Grounds for Terminating the Physician–Patient Relationship (Patient Version)
A successful physician–patient relationship must be based on mutual trust and effective communication. When these elements break down, it is likely in both parties’ interests to terminate the relationship. Common reasons for terminating the physician–patient relationship include:
- The physician consistently fails to disclose the cost of treatment.
- The physician habitually leaves the patient lounging, in a gown, in a cold exam room, for thirty minutes or longer. Every damn time.
- The office staff behaves like a military guard in East Berlin in 1964: officious, unpleasant, and armed with strange weapons, including the ability to deny the patient access to her records.
- The office staff entertains itself by running the patient around in circles when trying to schedule appointments, get test results, renew prescriptions, or get phone access to clinical staff.
- The patient, after months/years of treatment, still feels like hammered whale shit.
- The patient requires more highly specialized services than the physician can provide. Like, say, kindness. Or actual help.
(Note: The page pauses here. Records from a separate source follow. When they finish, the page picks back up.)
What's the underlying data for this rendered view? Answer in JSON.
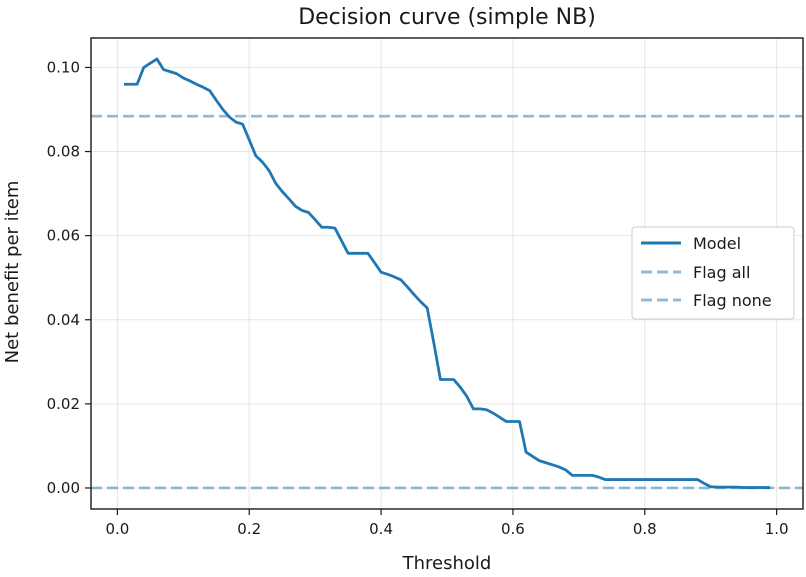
{
  "chart_data": {
    "type": "line",
    "title": "Decision curve (simple NB)",
    "xlabel": "Threshold",
    "ylabel": "Net benefit per item",
    "xlim": [
      -0.04,
      1.04
    ],
    "ylim": [
      -0.005,
      0.107
    ],
    "xticks": [
      0.0,
      0.2,
      0.4,
      0.6,
      0.8,
      1.0
    ],
    "xtick_labels": [
      "0.0",
      "0.2",
      "0.4",
      "0.6",
      "0.8",
      "1.0"
    ],
    "yticks": [
      0.0,
      0.02,
      0.04,
      0.06,
      0.08,
      0.1
    ],
    "ytick_labels": [
      "0.00",
      "0.02",
      "0.04",
      "0.06",
      "0.08",
      "0.10"
    ],
    "grid": true,
    "legend_position": "center-right",
    "series": [
      {
        "name": "Model",
        "style": "solid",
        "color": "#1f77b4",
        "x": [
          0.01,
          0.02,
          0.03,
          0.04,
          0.05,
          0.06,
          0.07,
          0.08,
          0.09,
          0.1,
          0.11,
          0.12,
          0.13,
          0.14,
          0.15,
          0.16,
          0.17,
          0.18,
          0.19,
          0.2,
          0.21,
          0.22,
          0.23,
          0.24,
          0.25,
          0.26,
          0.27,
          0.28,
          0.29,
          0.3,
          0.31,
          0.32,
          0.33,
          0.34,
          0.35,
          0.36,
          0.37,
          0.38,
          0.39,
          0.4,
          0.41,
          0.42,
          0.43,
          0.44,
          0.45,
          0.46,
          0.47,
          0.48,
          0.49,
          0.5,
          0.51,
          0.52,
          0.53,
          0.54,
          0.55,
          0.56,
          0.57,
          0.58,
          0.59,
          0.6,
          0.61,
          0.62,
          0.63,
          0.64,
          0.65,
          0.66,
          0.67,
          0.68,
          0.69,
          0.7,
          0.71,
          0.72,
          0.73,
          0.74,
          0.75,
          0.76,
          0.77,
          0.78,
          0.79,
          0.8,
          0.81,
          0.82,
          0.83,
          0.84,
          0.85,
          0.86,
          0.87,
          0.88,
          0.89,
          0.9,
          0.91,
          0.92,
          0.93,
          0.94,
          0.95,
          0.96,
          0.97,
          0.98,
          0.99
        ],
        "values": [
          0.096,
          0.096,
          0.096,
          0.1,
          0.101,
          0.102,
          0.0995,
          0.099,
          0.0985,
          0.0975,
          0.0968,
          0.096,
          0.0953,
          0.0945,
          0.0922,
          0.09,
          0.0882,
          0.087,
          0.0865,
          0.0828,
          0.079,
          0.0775,
          0.0755,
          0.0725,
          0.0705,
          0.0688,
          0.067,
          0.066,
          0.0655,
          0.0638,
          0.062,
          0.062,
          0.0618,
          0.0588,
          0.0558,
          0.0558,
          0.0558,
          0.0558,
          0.0536,
          0.0513,
          0.0508,
          0.0502,
          0.0495,
          0.0478,
          0.046,
          0.0443,
          0.0428,
          0.0345,
          0.0258,
          0.0258,
          0.0258,
          0.024,
          0.0218,
          0.0188,
          0.0188,
          0.0186,
          0.0178,
          0.0168,
          0.0158,
          0.0158,
          0.0158,
          0.0085,
          0.0075,
          0.0065,
          0.006,
          0.0055,
          0.005,
          0.0043,
          0.003,
          0.003,
          0.003,
          0.003,
          0.0026,
          0.002,
          0.002,
          0.002,
          0.002,
          0.002,
          0.002,
          0.002,
          0.002,
          0.002,
          0.002,
          0.002,
          0.002,
          0.002,
          0.002,
          0.002,
          0.0011,
          0.0003,
          0.0002,
          0.0002,
          0.0002,
          0.0002,
          0.0001,
          0.0001,
          0.0001,
          0.0001,
          0.0001
        ]
      },
      {
        "name": "Flag all",
        "style": "dashed",
        "color": "#1f77b4",
        "constant_y": 0.0884
      },
      {
        "name": "Flag none",
        "style": "dashed",
        "color": "#1f77b4",
        "constant_y": 0.0
      }
    ]
  }
}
- There is a conflict of interest between the patient and the physician (e.g,, the physician is a paternalistic fuckweasel, and enjoys offering the patient hope, only to snatch it back because that treatment isn’t covered by the patient’s insurance).
- The patient is habitually uncooperative and refuses to comply with the treatment plan, reportedly because after months/years, IT STILL ISN’T WORKING.
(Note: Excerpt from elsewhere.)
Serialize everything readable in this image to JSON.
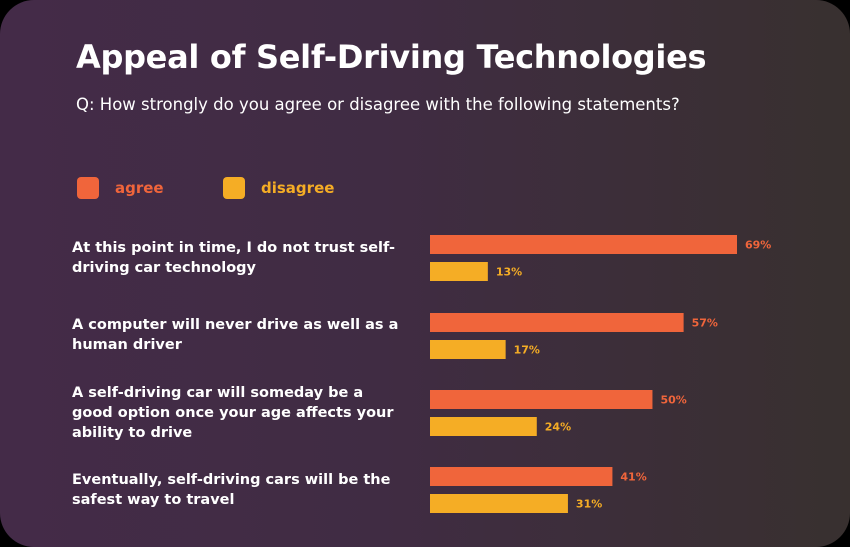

- The patient fails to complete a series of treatments. Because that series keeps getting longer, changing, try-this, try-that, world without end, amen.
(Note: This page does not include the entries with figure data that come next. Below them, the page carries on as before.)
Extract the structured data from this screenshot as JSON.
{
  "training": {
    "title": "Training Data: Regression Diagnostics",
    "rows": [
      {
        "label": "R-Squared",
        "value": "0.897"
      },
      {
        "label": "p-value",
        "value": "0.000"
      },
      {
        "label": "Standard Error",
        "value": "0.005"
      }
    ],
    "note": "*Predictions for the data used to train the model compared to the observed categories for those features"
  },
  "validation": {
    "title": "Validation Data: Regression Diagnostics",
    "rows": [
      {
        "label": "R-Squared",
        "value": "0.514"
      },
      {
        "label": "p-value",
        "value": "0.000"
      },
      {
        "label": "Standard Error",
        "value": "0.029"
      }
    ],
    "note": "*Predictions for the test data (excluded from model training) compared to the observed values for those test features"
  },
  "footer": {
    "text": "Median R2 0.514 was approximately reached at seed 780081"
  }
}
- The physician thinks the patient is unreasonably demanding. (“Bitch wants to be pain-free. As if.”)
- The physician believes that the patient did not provide an honest medical history or was misleading in the information he/she provided, thereby compromising the efficacy of treatment. (“Lying, drug-seeking bitch. For realz.”)
- The physician thinks that the patient has a personal interest in the physician. Delusions include perceived “excessive contact with the physician” (patient solely attempting to get an appointment sooner than 12 weeks out), demanding the physician’s time in the absence of a legitimate or urgent medical need (“because we all know bitch wants to be pain free”), or becoming angry or unreasonable when the physician is unavailable (“because bitch is still on that damn pain-free bus!”).
- The patient filed a complaint or initiated a legal proceeding against the physician, because bitch just wanted to be pain free but discovered she’d been given a medication that caused random side effects like anal bleeding and liver failure.